Whereas high aggrecanase activity against the IGD cleavage site, as seen by Western blotting, was observed in cartilage stimulated by mechanical injury + TNF-α, no MMP activity against the IGD was observed in this condition during the 6 days of culture. This novel finding suggests that the activated proteolytic pathways are different between the TNF-α-stimulated cartilage and when cartilage is cultured alone, mechanically traumatized, or coincubated with SJC.

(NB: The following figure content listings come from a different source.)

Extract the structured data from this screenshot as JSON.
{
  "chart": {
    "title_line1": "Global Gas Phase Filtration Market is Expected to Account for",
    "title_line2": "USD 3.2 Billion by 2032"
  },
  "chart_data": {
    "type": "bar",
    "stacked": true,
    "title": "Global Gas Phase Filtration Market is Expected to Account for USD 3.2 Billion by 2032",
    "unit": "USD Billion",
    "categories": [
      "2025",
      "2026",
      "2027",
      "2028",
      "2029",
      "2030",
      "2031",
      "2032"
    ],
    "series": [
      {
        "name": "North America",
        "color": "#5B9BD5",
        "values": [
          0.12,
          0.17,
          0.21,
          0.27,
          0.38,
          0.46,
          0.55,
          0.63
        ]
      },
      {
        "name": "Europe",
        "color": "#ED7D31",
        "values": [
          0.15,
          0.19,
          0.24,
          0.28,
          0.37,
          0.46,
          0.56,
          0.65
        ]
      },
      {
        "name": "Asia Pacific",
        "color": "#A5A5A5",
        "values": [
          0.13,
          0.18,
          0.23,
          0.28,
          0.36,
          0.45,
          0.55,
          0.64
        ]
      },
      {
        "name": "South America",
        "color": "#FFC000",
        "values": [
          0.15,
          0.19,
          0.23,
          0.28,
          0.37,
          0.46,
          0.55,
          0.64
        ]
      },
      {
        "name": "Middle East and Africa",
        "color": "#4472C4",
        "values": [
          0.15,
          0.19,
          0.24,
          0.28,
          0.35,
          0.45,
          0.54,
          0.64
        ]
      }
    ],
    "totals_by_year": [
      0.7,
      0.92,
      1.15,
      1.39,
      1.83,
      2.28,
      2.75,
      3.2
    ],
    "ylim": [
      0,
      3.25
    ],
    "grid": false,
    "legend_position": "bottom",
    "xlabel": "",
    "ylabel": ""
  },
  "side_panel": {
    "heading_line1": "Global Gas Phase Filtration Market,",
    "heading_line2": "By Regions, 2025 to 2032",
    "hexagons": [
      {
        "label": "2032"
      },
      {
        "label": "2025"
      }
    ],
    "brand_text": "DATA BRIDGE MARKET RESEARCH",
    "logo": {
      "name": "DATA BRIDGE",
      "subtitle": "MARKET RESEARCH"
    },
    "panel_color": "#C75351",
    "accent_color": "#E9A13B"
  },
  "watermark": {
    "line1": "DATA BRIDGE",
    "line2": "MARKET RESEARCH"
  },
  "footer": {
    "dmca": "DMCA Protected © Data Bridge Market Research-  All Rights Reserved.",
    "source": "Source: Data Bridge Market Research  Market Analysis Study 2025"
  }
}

Activation of inflammatory pathways may be involved in the pathogenesis of OA and has been shown to associate with pain and to be prognostic of OA progression [14, 39]. As this study and others have shown, the synovial cells and/or other cells of the fibrous joint capsule may induce aggrecan cleavage by producing proteases themselves and could, by producing inflammatory mediators, induce chondrocytes to produce aggrecanases and MMPs [23, 26]. In the sequelae of severe joint injury, the activation of Toll-like receptors (TLRs) by matrix fragments may induce a vicious cycle by downstream activation of inflammation pathways [40, 41]. Aggrecan fragments may also contribute to continued activation of inflammatory pathways, and a 32-mer aggrecan peptide was recently shown to have antianabolic, procatabolic, and proinflammatory bioactivity mediated through TLR2 and nuclear factor-κB . Importantly, with regard to the findings of the present study, cells other than synoviocytes (leukocytes, macrophages, fibroblasts, and endothelial cells) reside in the matrix underlying the synovial lining and could contribute to increased protease activity in the cartilage explant in vitro system [43, 44].

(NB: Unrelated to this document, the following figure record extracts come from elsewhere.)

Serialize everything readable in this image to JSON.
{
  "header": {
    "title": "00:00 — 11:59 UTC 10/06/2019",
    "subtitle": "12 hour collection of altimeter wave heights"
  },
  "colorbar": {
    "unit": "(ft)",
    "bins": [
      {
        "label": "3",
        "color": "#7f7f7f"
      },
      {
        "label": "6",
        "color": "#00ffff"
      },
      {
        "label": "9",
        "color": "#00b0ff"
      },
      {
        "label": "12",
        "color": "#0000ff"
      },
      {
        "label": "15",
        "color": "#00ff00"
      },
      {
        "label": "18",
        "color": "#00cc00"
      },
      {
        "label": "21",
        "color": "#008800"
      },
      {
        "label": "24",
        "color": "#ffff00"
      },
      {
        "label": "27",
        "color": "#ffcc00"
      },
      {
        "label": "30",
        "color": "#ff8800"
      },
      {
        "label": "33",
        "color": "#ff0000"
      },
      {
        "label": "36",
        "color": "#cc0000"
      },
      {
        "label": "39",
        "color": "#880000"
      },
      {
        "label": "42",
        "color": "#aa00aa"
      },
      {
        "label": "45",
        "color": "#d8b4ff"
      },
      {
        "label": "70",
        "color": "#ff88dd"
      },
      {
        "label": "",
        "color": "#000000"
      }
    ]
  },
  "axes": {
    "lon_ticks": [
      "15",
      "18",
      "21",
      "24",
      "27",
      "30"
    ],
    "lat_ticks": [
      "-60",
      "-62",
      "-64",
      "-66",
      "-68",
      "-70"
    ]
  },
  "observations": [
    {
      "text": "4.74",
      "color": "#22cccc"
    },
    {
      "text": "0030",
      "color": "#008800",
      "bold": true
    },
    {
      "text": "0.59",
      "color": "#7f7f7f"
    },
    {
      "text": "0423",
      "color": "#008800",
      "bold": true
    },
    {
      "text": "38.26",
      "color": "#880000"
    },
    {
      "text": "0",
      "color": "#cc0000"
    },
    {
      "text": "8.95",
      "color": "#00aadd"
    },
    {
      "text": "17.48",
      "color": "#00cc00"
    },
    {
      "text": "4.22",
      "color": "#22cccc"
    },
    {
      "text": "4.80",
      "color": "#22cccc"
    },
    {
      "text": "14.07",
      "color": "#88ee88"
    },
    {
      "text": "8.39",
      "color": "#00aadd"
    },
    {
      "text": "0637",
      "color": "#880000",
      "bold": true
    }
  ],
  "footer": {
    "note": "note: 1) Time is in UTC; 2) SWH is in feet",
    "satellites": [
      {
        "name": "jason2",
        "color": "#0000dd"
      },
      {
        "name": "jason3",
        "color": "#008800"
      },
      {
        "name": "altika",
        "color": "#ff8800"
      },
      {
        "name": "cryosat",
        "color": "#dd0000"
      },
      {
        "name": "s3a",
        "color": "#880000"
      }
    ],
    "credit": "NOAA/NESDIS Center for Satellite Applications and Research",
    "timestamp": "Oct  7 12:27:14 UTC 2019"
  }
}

Our results extend previous findings suggesting that cross talk between cartilage and SJC could increase aggrecanase activity in the cartilage [23, 45] by showing that coincubation of mechanically injured cartilage with SJC increases both MMP and aggrecanase activity. We also found that the SJC produces active aggrecanases and MMPs. Our study further extends previous investigations by showing that the coincubation of cartilage with SJC induces not only aggrecan cleavage in the IGD (generating ARGS-CS2 fragments) [45, 46] but also proteolytic cleavage between CS2 and G3 (generating ARLE-G3 fragments), and leads to a higher degree of cleavage in the CS2 region (generating G1-KEEE fragments). This is important, considering that aggrecan degradation in this explant study, and in other in vitro studies [38, 47], starts with cleavage in the CS region followed by cleavage in the IGD.

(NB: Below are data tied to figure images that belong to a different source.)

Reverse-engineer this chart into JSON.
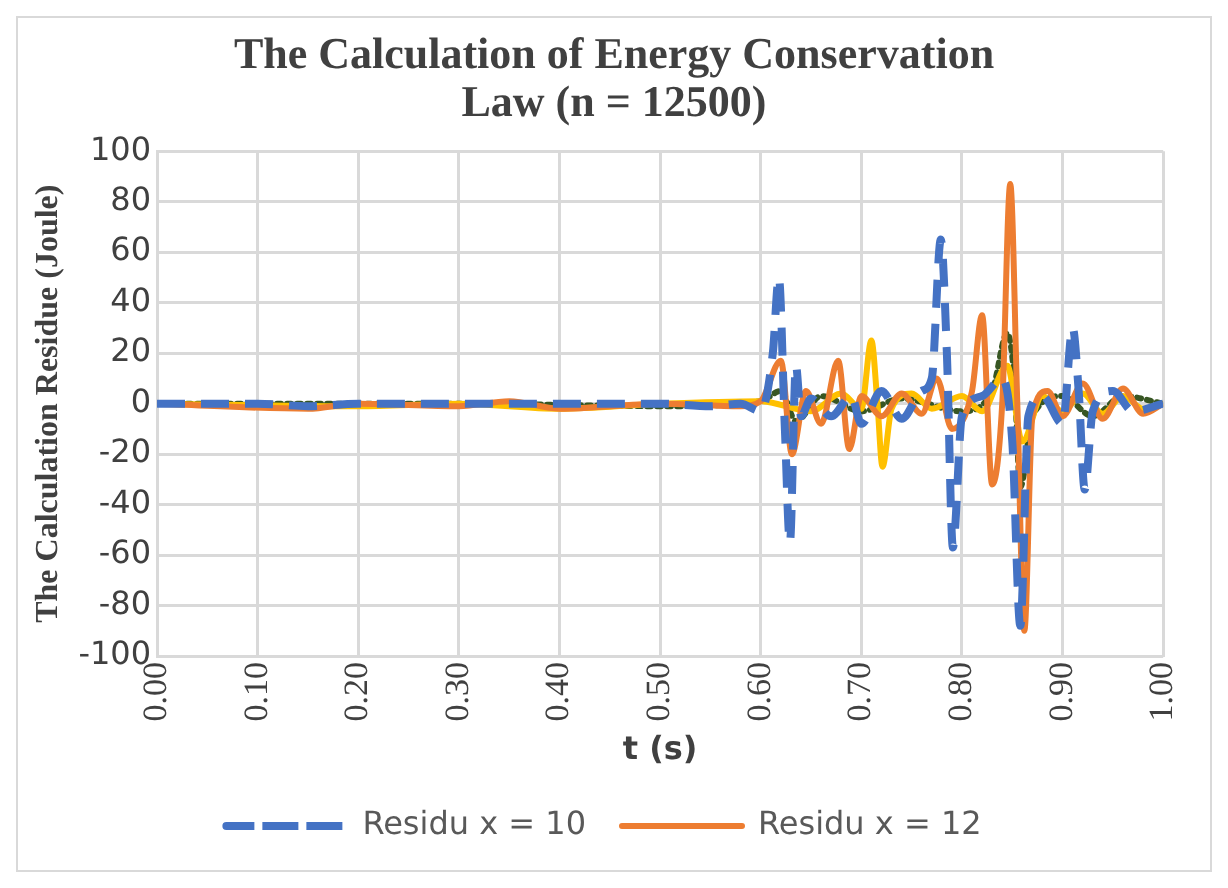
{
  "chart_data": {
    "type": "line",
    "title": "The Calculation of Energy Conservation Law (n = 12500)",
    "xlabel": "t (s)",
    "ylabel": "The Calculation Residue (Joule)",
    "xlim": [
      0,
      1
    ],
    "xticks": [
      {
        "value": 0,
        "label": "0.00"
      },
      {
        "value": 0.1,
        "label": "0.10"
      },
      {
        "value": 0.2,
        "label": "0.20"
      },
      {
        "value": 0.3,
        "label": "0.30"
      },
      {
        "value": 0.4,
        "label": "0.40"
      },
      {
        "value": 0.5,
        "label": "0.50"
      },
      {
        "value": 0.6,
        "label": "0.60"
      },
      {
        "value": 0.7,
        "label": "0.70"
      },
      {
        "value": 0.8,
        "label": "0.80"
      },
      {
        "value": 0.9,
        "label": "0.90"
      },
      {
        "value": 1,
        "label": "1.00"
      }
    ],
    "ylim": [
      -100,
      100
    ],
    "yticks": [
      -100,
      -80,
      -60,
      -40,
      -20,
      0,
      20,
      40,
      60,
      80,
      100
    ],
    "grid": true,
    "legend": "bottom",
    "marker": "none",
    "series": [
      {
        "name": "Residu x = 10",
        "color": "#4472c4",
        "line_style": "dashed",
        "x": [
          0,
          0.1,
          0.15,
          0.2,
          0.3,
          0.4,
          0.5,
          0.55,
          0.58,
          0.6,
          0.612,
          0.618,
          0.624,
          0.629,
          0.635,
          0.64,
          0.65,
          0.67,
          0.69,
          0.7,
          0.72,
          0.74,
          0.76,
          0.77,
          0.779,
          0.785,
          0.791,
          0.8,
          0.82,
          0.84,
          0.85,
          0.858,
          0.866,
          0.88,
          0.9,
          0.91,
          0.916,
          0.922,
          0.93,
          0.95,
          0.97,
          1
        ],
        "values": [
          0,
          0,
          -1,
          0,
          0,
          0,
          0,
          -1,
          0,
          -3,
          20,
          50,
          -10,
          -55,
          15,
          -5,
          2,
          -5,
          3,
          -8,
          5,
          -6,
          5,
          10,
          65,
          20,
          -57,
          -5,
          3,
          10,
          -15,
          -88,
          -5,
          3,
          -8,
          30,
          5,
          -34,
          -3,
          5,
          -3,
          0
        ]
      },
      {
        "name": "Residu x = 12",
        "color": "#ed7d31",
        "line_style": "solid",
        "x": [
          0,
          0.15,
          0.2,
          0.3,
          0.35,
          0.4,
          0.5,
          0.58,
          0.6,
          0.62,
          0.631,
          0.645,
          0.66,
          0.677,
          0.688,
          0.7,
          0.72,
          0.74,
          0.76,
          0.775,
          0.79,
          0.81,
          0.82,
          0.83,
          0.84,
          0.848,
          0.855,
          0.862,
          0.87,
          0.885,
          0.9,
          0.92,
          0.94,
          0.96,
          0.98,
          1
        ],
        "values": [
          0,
          -2,
          0,
          -1,
          1,
          -2,
          0,
          -1,
          1,
          17,
          -20,
          5,
          -8,
          17,
          -18,
          3,
          -5,
          4,
          -4,
          10,
          -10,
          5,
          35,
          -32,
          0,
          87,
          0,
          -90,
          -5,
          5,
          -5,
          8,
          -6,
          6,
          -4,
          0
        ]
      },
      {
        "color": "#ffc000",
        "line_style": "solid",
        "x": [
          0,
          0.2,
          0.3,
          0.4,
          0.5,
          0.6,
          0.65,
          0.68,
          0.7,
          0.71,
          0.716,
          0.721,
          0.73,
          0.75,
          0.77,
          0.8,
          0.82,
          0.845,
          0.86,
          0.88,
          0.9,
          0.92,
          0.94,
          0.96,
          0.98,
          1
        ],
        "values": [
          0,
          -1,
          0,
          -2,
          0,
          1,
          -3,
          4,
          -2,
          25,
          0,
          -25,
          -2,
          4,
          -2,
          3,
          -3,
          15,
          -15,
          3,
          -3,
          4,
          -4,
          3,
          -2,
          0
        ]
      },
      {
        "color": "#375623",
        "line_style": "dotted",
        "x": [
          0,
          0.3,
          0.5,
          0.6,
          0.62,
          0.635,
          0.66,
          0.7,
          0.74,
          0.8,
          0.83,
          0.845,
          0.852,
          0.858,
          0.87,
          0.9,
          0.93,
          0.96,
          1
        ],
        "values": [
          0,
          0,
          -1,
          1,
          5,
          -7,
          3,
          -3,
          2,
          -3,
          5,
          28,
          10,
          -33,
          -5,
          3,
          -5,
          3,
          0
        ]
      }
    ]
  }
}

Interestingly, the findings of the present study indicate that mechanical injury to cartilage alone, previously shown to induce increased MMP and aggrecanase gene expression (250-fold and 40-fold, respectively) , did not increase aggrecanase-mediated digestion of aggrecan. This novel observation suggests that additional soluble factors from the SJC are essential to increasing aggrecanase degradative activity toward aggrecan in the cartilage. We also found evidence of more MMP activity in mechanically injured cartilage with or without coincubation with SJC compared with cartilage cultured alone. These findings are consistent with previous studies which have shown that the combination of mechanical injury of cartilage plus incubation with inflammatory cytokines led to the release of significantly greater amounts of sGAG and specific mass spectrometry-detected matrix fragments (e.g., aggrecan, collagen III, cartilage oligomeric matrix protein) from the cartilage than cytokine treatment alone [27, 48]. Taken together, the findings of the present study are consistent with the hypothesis that mechanical injury alone does not induce or alter the mechanisms underlying aggrecan proteolysis but can affect the rate of release of the resulting fragments from the tissue via altered transport/diffusion. Also, the increased MMP activity observed in the mechanically injured cartilage coincubated with SJC could be related to increased access to the cartilage for proinflammatory molecules and proteases released from the SJC .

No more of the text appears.